Esatto: gente che decide di scendere in campo per evitare che tutto si distrugga. Così i leoni tornano a essere predatori in Africa e a scappare dagli zoo di Los Angeles, mentre i gatti si uniscono in pericolose bande feline.
Lo dico una volta e non ci penso più: l’idea ci può anche stare (in realtà è tratta dal libro omonimo di James Patterson e Michael Ledwidge, ma vabbé) ed è una cosa senz’altro diversa, ma è l’unica cosa buona che dirò fino alla fine di questo pezzo.

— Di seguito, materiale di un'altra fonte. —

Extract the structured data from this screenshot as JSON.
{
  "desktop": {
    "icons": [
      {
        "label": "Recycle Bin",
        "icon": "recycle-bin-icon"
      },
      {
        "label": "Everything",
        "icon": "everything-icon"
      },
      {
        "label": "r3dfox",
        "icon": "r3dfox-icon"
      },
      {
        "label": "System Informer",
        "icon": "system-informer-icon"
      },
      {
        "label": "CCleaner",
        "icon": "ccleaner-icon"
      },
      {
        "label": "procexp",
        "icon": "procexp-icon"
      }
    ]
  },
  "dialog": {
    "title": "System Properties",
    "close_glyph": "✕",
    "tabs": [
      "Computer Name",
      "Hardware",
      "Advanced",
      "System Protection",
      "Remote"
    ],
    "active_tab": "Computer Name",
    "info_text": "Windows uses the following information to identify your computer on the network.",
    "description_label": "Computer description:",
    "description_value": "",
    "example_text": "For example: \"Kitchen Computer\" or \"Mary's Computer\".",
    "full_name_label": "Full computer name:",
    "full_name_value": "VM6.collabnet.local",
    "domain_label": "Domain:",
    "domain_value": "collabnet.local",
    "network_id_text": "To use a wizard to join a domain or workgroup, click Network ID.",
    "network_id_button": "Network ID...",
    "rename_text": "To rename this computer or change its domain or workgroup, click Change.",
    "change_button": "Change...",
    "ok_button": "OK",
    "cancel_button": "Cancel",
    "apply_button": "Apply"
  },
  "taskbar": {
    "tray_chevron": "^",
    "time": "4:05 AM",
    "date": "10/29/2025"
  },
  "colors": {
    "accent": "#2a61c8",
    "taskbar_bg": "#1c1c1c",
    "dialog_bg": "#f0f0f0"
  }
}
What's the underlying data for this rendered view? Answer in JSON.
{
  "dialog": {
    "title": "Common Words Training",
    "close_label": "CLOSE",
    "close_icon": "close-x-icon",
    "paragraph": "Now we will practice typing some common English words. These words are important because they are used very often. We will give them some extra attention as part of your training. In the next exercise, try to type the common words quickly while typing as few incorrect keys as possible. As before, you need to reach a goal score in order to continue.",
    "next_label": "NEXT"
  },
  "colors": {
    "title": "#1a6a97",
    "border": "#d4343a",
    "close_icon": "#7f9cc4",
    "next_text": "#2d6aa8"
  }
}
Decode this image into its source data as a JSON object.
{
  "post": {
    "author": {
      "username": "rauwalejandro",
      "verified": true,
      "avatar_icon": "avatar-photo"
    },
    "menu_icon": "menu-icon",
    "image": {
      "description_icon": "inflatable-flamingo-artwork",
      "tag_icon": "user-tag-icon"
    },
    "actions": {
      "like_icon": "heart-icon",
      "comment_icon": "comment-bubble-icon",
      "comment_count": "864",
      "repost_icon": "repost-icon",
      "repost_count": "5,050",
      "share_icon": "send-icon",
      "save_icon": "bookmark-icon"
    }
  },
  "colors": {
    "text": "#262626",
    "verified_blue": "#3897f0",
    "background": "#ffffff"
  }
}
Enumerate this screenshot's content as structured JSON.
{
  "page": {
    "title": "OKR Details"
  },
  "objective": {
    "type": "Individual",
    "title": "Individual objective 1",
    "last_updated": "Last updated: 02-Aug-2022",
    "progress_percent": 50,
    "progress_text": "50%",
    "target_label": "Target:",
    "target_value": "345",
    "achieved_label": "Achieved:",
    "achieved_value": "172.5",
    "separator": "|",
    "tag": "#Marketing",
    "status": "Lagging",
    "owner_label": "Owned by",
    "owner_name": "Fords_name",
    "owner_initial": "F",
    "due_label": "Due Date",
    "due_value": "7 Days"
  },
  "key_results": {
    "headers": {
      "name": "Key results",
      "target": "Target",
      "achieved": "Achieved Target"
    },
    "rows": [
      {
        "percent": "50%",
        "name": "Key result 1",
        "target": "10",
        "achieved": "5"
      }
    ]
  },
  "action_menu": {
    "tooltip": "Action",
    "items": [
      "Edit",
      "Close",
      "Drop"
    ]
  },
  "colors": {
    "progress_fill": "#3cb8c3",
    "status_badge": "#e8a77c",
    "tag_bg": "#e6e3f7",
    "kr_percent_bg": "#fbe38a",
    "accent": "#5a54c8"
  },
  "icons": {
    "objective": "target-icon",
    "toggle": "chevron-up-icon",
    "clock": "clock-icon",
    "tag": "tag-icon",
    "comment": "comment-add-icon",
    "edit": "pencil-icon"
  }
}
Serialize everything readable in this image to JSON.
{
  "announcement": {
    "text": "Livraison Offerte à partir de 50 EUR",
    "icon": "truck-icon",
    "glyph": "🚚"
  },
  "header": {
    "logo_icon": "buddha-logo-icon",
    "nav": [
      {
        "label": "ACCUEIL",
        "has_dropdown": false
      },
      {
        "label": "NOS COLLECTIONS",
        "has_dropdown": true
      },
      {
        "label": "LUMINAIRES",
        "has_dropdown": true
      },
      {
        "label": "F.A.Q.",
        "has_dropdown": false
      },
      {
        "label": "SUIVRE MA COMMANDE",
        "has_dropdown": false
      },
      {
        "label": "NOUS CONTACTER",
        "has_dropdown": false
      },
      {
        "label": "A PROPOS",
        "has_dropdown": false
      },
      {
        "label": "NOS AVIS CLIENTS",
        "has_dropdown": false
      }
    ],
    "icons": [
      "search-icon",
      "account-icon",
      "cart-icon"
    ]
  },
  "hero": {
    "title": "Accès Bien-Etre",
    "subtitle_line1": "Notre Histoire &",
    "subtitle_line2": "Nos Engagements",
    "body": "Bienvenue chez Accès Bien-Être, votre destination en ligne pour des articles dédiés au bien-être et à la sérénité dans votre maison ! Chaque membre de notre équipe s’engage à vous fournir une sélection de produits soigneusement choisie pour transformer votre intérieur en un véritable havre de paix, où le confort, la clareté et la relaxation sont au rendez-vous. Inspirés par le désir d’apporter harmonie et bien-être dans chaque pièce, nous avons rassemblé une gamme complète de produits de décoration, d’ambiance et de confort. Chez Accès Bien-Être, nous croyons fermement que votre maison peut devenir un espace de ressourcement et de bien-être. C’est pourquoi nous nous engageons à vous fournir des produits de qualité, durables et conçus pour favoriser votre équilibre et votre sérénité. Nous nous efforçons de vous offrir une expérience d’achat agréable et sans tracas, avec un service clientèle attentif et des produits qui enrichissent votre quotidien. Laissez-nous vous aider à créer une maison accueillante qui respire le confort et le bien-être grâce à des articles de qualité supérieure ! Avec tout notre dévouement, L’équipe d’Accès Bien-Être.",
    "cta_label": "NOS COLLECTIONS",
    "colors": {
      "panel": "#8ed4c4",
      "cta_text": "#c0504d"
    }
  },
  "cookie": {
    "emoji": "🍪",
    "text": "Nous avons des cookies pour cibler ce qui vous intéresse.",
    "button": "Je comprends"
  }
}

Perché Zoo è una roba fatta talmente male, ma talmente male da essere un capolavoro di inconsapevolezza. Ovviamente i personaggi hanno la personalità di un Buondì finto, con il maschio alfa protagonista in primissima fila: è un trentaqualcosa che è fuggito dal pazzo pazzo Occidente per andare a trovare la vera essenza della verità essenziale in Africa. Ovviamente ha il suo bel problemone esistenziale, a forma di papà scienziato che aveva predetto la possibilità della big rebellion animale. E da qui nasce il momento più totalmente a cazzo del pilot: mentre ha davanti un branco di leoni maschi (“Ohibó, questi leoni dovrebbero ammazzarsi tra loro, non attaccare noi”) e alle spalle un burrone, il nostro amico protagonista ha tutto il tempo di fissare negli occhi il leone numero uno e cogliere nel suo sguardo la cosiddetta “pupilla ostile”. Traduzione letterale per una cagata di dimensione cosmica: quando un animale attacca ha uno sguardo cattivo, ma quando attacca per salvare la Terra ha uno sguardo ancora più ostile.
Buuuuuum. A casa.
La necessità di creare una cazzata del genere la dice lunga sulla lucidità degli autori e mette in secondo piano qualsiasi altra cosa, compresa la stucchevole storia della giornalista d’inchiesta che vuole svelare un GOMBLODDO ai danni dei poveri animali e che si accompagna al più classico degli scienziati esuberanti.
Il pilot di Zoo è bruttissimo, ma è una di quelle cose talmente brutte da fare tutto il giro e diventare quasi sublime. Ho detto quasi eh, QUASI.
Perché seguirla: per quelle due magiche paroline che sono “guilty pleasure”.
Perché mollarla: devo ripetervi la storia della pupilla ostile?